Согласно “польскому” приказу проводился и арест бывших военнопленных польской армии. В основном поляки-военнопленные в начале 1920-х годов вернулись в Польшу, но некоторые по различным причинам остались в России. Так, Козьминский Казимир Эдмундович, Шиманский Иосиф Адреевич в 1919-1920 гг. служили в польской армии. В 1920 году во время военных действий на Польском фронте оба оказались в плену у Красной армии, а затем – в Вятской губернии. Оба они были арестованы в сентябре-ноябре 1937 года. К.Э. Козьминский был приговорен к высшей мере наказания, а И.А. Шиманский – к 10 годам ИТЛ.

По «польскому приказу» были выявлены и все перебежчики из Польши. Государственная граница между СССР и Польшей была установлена в соответствии с Рижским мирным договором в 1921 году, она разделила территории Украины и Белоруссии, которые столетиями находились в рамках единого государства – Великого княжества Литовского, Речи Посполитой, Российской империи.

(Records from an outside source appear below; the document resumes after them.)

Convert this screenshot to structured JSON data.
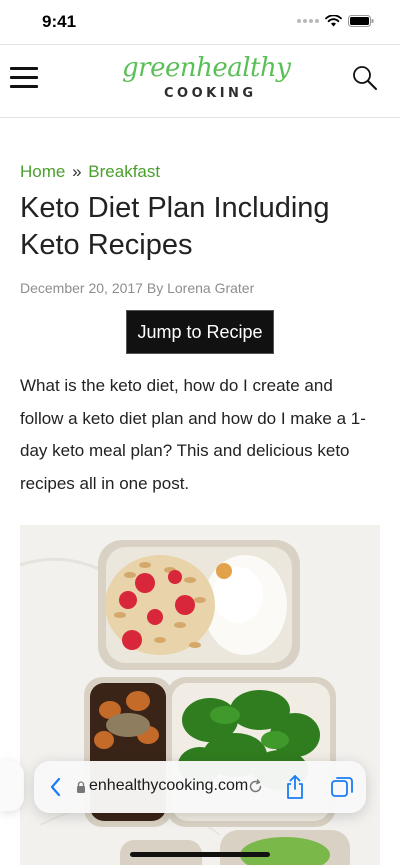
{
  "status": {
    "time": "9:41"
  },
  "header": {
    "logo_script": "greenhealthy",
    "logo_caps": "COOKING",
    "menu_icon": "hamburger-menu-icon",
    "search_icon": "search-icon"
  },
  "breadcrumb": {
    "home": "Home",
    "separator": "»",
    "category": "Breakfast"
  },
  "article": {
    "title": "Keto Diet Plan Including Keto Recipes",
    "meta": "December 20, 2017 By Lorena Grater",
    "jump_label": "Jump to Recipe",
    "intro": "What is the keto diet, how do I create and follow a keto diet plan and how do I make a 1-day keto meal plan? This and delicious keto recipes all in one post."
  },
  "browser": {
    "url": "enhealthycooking.com"
  },
  "colors": {
    "brand_green": "#5bbf58",
    "link_green": "#4a9f2c",
    "button_bg": "#111111",
    "ios_blue": "#1a7cf5"
  }
}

Пограничная линия часто шла по лесам и болотам, где трудно проследить за нарушителями. Поэтому местные жители часто пересекали ее, не находя в этом ничего криминального. Переходили по семейным, экономическим, социальным причинам.

Переходили границу чаще в поисках работы. Некоторых подвигло на переход границы нежелание служить в армии. Были и просто перебежчики-контрабандисты, которые неоднократно пересекали государственную границу, чем неплохо зарабатывали.

Некоторые перебежчики добровольно являлись в ОГПУ, некоторые были задержаны пограничниками. В большинстве случаев их арестовывали и после отбытия наказания от полутора месяцев и до трех лет  направляли под административный надзор в различные области. В нашем случае – в Вятскую губернию - Кировскую область. Здесь они работали на предприятиях народного хозяйства, находили новые семьи.

Все они после “польского” приказа были арестованы, обвинены в шпионаже в пользу Польши, 13 человек из этой категории расстреляны, 12 – осуждены на 10 лет лишения свободы.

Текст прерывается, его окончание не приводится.